Había una vez un niño que quiso conocer a Dios. Sabía que era un largo viaje hasta donde Dios vivía, así que se hizo una mochila con bizcochos y varias latas de refrescos y empezó su viaje.
Después de haber andado unos bloques, vio a una anciana que estaba sentada en un banco de un parque viendo las palomas. El niño se sentó al lado de ella y abrió su mochila. Estaba a punto de beber un refresco cuando se dio cuenta que la mujer parecía hambrienta, así que lo ofreció una bizcochito. Ella lo aceptó muy agradecida y le sonrió.
Su sonrisa era tan maravillosa que él la quiso ver otra vez, así que le ofreció un poco de refresco también. Otra vez ella sonrió. El niño estaba encantado.
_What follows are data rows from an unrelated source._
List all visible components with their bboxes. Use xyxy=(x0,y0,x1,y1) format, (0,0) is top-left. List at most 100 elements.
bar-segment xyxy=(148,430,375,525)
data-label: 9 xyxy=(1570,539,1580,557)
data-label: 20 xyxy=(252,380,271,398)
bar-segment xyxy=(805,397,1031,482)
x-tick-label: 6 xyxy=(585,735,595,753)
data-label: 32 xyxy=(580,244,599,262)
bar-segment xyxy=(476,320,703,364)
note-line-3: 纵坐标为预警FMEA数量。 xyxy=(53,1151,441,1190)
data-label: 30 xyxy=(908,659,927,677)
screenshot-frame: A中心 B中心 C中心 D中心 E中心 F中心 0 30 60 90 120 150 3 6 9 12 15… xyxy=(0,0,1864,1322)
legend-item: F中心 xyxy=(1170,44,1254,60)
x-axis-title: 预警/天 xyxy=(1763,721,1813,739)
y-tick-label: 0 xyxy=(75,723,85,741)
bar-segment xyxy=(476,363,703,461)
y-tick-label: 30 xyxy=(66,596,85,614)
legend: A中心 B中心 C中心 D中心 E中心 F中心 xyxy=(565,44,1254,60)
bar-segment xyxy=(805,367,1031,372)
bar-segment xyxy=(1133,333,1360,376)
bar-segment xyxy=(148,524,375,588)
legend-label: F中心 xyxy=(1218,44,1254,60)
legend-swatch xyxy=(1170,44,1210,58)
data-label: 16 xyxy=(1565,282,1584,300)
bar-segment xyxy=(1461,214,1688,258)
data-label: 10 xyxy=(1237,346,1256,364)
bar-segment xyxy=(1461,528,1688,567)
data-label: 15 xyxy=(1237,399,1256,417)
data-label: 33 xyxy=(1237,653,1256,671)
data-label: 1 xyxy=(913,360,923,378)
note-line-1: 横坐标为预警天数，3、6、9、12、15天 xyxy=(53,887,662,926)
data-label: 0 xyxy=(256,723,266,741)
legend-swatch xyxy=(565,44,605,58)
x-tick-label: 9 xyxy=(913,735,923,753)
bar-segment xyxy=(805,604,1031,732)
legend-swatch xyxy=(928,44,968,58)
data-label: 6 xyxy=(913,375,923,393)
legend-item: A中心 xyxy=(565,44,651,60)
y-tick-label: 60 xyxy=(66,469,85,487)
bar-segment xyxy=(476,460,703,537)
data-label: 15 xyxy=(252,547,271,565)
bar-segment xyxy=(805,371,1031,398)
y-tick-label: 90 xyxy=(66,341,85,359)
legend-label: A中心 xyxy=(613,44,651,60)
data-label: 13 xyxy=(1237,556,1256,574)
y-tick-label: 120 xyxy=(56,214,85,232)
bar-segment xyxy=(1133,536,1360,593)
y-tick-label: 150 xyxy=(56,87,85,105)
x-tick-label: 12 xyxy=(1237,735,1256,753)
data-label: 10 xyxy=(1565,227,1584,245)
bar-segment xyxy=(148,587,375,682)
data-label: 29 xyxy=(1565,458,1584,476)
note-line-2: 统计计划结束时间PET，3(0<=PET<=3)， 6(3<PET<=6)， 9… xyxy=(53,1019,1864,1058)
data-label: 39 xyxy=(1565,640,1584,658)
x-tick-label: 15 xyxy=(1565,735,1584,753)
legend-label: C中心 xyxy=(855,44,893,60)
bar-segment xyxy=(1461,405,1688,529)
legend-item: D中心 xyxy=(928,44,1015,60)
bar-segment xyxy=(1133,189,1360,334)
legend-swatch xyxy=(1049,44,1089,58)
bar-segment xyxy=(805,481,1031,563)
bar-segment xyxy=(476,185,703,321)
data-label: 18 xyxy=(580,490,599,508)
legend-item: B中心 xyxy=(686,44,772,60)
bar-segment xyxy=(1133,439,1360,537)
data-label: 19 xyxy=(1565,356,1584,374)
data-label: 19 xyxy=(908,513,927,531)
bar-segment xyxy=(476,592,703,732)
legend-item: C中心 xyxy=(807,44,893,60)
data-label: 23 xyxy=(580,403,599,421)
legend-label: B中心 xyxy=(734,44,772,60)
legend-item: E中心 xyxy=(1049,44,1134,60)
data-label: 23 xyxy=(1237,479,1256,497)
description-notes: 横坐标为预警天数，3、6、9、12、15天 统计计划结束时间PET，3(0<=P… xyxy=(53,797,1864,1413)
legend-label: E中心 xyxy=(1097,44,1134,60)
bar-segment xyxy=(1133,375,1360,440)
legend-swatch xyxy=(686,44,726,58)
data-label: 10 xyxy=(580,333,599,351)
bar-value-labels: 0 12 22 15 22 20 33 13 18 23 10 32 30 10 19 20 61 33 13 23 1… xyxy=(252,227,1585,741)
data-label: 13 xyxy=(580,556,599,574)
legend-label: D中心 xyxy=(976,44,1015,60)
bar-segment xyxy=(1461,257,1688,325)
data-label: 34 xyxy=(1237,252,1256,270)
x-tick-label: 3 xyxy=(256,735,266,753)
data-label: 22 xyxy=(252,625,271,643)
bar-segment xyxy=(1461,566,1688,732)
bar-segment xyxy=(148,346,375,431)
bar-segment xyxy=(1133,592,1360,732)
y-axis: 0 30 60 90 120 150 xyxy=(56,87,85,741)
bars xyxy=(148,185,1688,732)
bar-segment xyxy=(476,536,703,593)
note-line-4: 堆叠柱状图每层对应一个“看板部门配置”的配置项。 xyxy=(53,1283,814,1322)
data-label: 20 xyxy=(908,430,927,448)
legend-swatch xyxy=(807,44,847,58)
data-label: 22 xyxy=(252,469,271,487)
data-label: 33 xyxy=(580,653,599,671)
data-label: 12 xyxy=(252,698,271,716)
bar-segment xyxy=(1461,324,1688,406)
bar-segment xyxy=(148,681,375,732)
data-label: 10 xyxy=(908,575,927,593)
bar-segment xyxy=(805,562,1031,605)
Estuvieron toda la tarde allí, comiendo y sonriendo, sin decir una palabra.
Cuando empezó a anochecer, el niño se dio cuenta de lo cansado que estaba y quiso ir a casa. Se levanto para irse, después de haber andado unos pocos pasos se volvió y corrió hacia la anciana, dándole un gran abrazo. Ella le dio su mejor sonrisa.
Cuando el niño llegó a casa su madre se sorprendió de la alegría en su cara. Le preguntó; - "¿Porqué estas tan contento hoy?"
- Él respondió; - "He almorzado con Dios." - Antes de que su madre pudiera decir nada añadió; - "¿Sabes qué? ¡Tiene la sonrisa más bonita del mundo!"
Mientras tanto, la anciana también volvió a su casa radiante de alegría. La mirada de paz dejo anonadado a su hijo. Él preguntó; - "Madre, ¿Qué te ha hecho tan feliz, hoy?"
- Ella respondió- "He comido bizcochos en el parque con Dios."
Antes de que su hijo pudiera responder, añadió; - "¿Sabes? Es mucho más joven de lo que esperaba."
Muchísimas veces desestimamos el poder de una caricia, de una sonrisa, una palabra amable, alguien que te escuche, un complemento o el más pequeño acto de cariño; todos con el potencial de cambiar una vida. ¡No tomes a nadie por descontado y acepta con alegría a todos por igual!